We crawled along in second gear, eyes swivelling back and forth like spectators at the Centre Court of Wimbledon. I was in the front vehicle and as we came round a slight bend I spotted a dark shape in the road. Both vehicles stopped, and we jumped out and took up an all-round defensive position –not that the body in the road would do us much harm.

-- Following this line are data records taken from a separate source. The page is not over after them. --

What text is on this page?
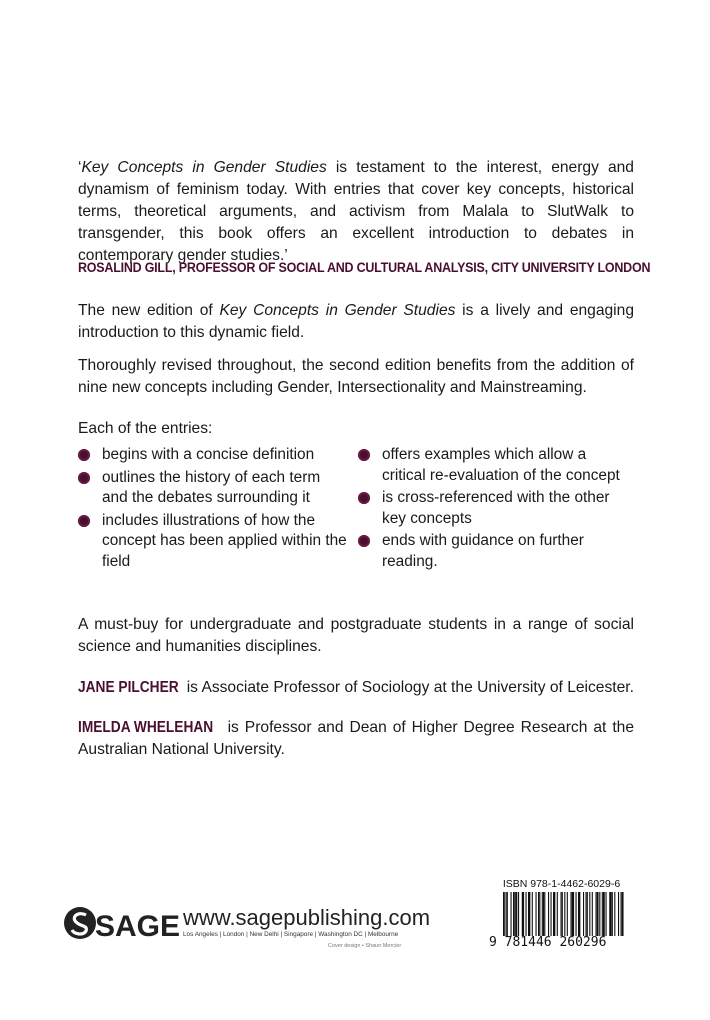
‘Key Concepts in Gender Studies is testament to the interest, energy and dynamism of feminism today. With entries that cover key concepts, historical terms, theoretical arguments, and activism from Malala to SlutWalk to transgender, this book offers an excellent introduction to debates in contemporary gender studies.’
ROSALIND GILL, PROFESSOR OF SOCIAL AND CULTURAL ANALYSIS, CITY UNIVERSITY LONDON
The new edition of Key Concepts in Gender Studies is a lively and engaging introduction to this dynamic field.
Thoroughly revised throughout, the second edition benefits from the addition of nine new concepts including Gender, Intersectionality and Mainstreaming.
Each of the entries:
begins with a concise definition
outlines the history of each term and the debates surrounding it
includes illustrations of how the concept has been applied within the field
offers examples which allow a critical re-evaluation of the concept
is cross-referenced with the other key concepts
ends with guidance on further reading.
A must-buy for undergraduate and postgraduate students in a range of social science and humanities disciplines.
JANE PILCHER is Associate Professor of Sociology at the University of Leicester.
IMELDA WHELEHAN is Professor and Dean of Higher Degree Research at the Australian National University.
SAGE www.sagepublishing.com
Los Angeles | London | New Delhi | Singapore | Washington DC | Melbourne
Cover design • Shaun Mercier
ISBN 978-1-4462-6029-6
9 781446 260296
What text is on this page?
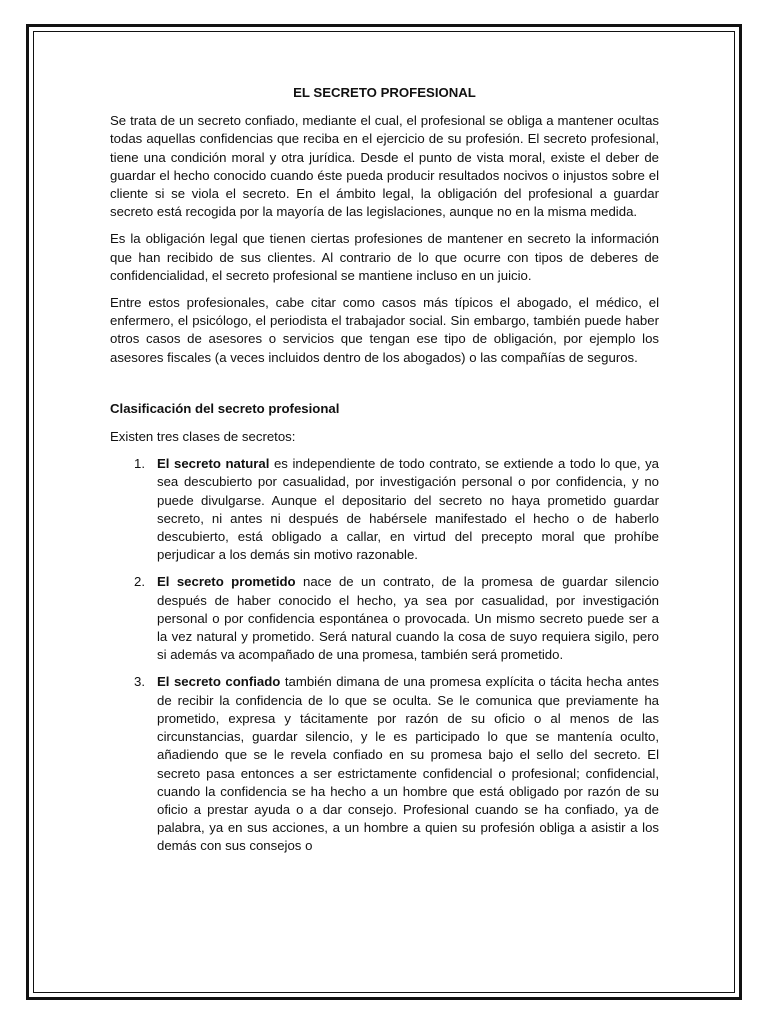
EL SECRETO PROFESIONAL

Se trata de un secreto confiado, mediante el cual, el profesional se obliga a mantener ocultas todas aquellas confidencias que reciba en el ejercicio de su profesión. El secreto profesional, tiene una condición moral y otra jurídica. Desde el punto de vista moral, existe el deber de guardar el hecho conocido cuando éste pueda producir resultados nocivos o injustos sobre el cliente si se viola el secreto. En el ámbito legal, la obligación del profesional a guardar secreto está recogida por la mayoría de las legislaciones, aunque no en la misma medida.

Es la obligación legal que tienen ciertas profesiones de mantener en secreto la información que han recibido de sus clientes. Al contrario de lo que ocurre con tipos de deberes de confidencialidad, el secreto profesional se mantiene incluso en un juicio.

Entre estos profesionales, cabe citar como casos más típicos el abogado, el médico, el enfermero, el psicólogo, el periodista el trabajador social. Sin embargo, también puede haber otros casos de asesores o servicios que tengan ese tipo de obligación, por ejemplo los asesores fiscales (a veces incluidos dentro de los abogados) o las compañías de seguros.

Clasificación del secreto profesional

Existen tres clases de secretos:

1. El secreto natural es independiente de todo contrato, se extiende a todo lo que, ya sea descubierto por casualidad, por investigación personal o por confidencia, y no puede divulgarse. Aunque el depositario del secreto no haya prometido guardar secreto, ni antes ni después de habérsele manifestado el hecho o de haberlo descubierto, está obligado a callar, en virtud del precepto moral que prohíbe perjudicar a los demás sin motivo razonable.
2. El secreto prometido nace de un contrato, de la promesa de guardar silencio después de haber conocido el hecho, ya sea por casualidad, por investigación personal o por confidencia espontánea o provocada. Un mismo secreto puede ser a la vez natural y prometido. Será natural cuando la cosa de suyo requiera sigilo, pero si además va acompañado de una promesa, también será prometido.
3. El secreto confiado también dimana de una promesa explícita o tácita hecha antes de recibir la confidencia de lo que se oculta. Se le comunica que previamente ha prometido, expresa y tácitamente por razón de su oficio o al menos de las circunstancias, guardar silencio, y le es participado lo que se mantenía oculto, añadiendo que se le revela confiado en su promesa bajo el sello del secreto. El secreto pasa entonces a ser estrictamente confidencial o profesional; confidencial, cuando la confidencia se ha hecho a un hombre que está obligado por razón de su oficio a prestar ayuda o a dar consejo. Profesional cuando se ha confiado, ya de palabra, ya en sus acciones, a un hombre a quien su profesión obliga a asistir a los demás con sus consejos o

We had learned in Northern Ireland that bodies dumped at the roadside were often booby trapped. As soon as you lifted the body the grenade underneath would explode, killing or wounding anyone standing close by. The procedure was to approach the body, checking for trip wires or anything suspicious. The corpse then had to be rolled, so that anything nasty underneath could be spotted, or as was more likely, explode. The trick was to keep the dead body between your live body and any suspected explosive underneath the corpse, as you rolled it over.
I lay down alongside the body, a young bloke of about twenty. I couldn't tell what ethnic group he belonged to because, and I don't want you to think I'm a racist when I say this: all the inhabitants of BH looked the same to me, probably because except for religion and their particular feuds, they were all the same ethnicity. I rolled him over, using his body as a shield, and there was no grenade or explosive under his body, neither was there a pair of bollocks as he had been disembowelled, and I was covered in sticky, semi congealed blood. I admit to swearing.
We dug a shallow grave at the side of the road, and marked it with a piece of wood. I determined from then on I would tie a rope to any body dumped on the road and pull on it with the Land Rover. Not very respectful to the poor departed soul I admit, but a damn sight quicker, and less messy, for us.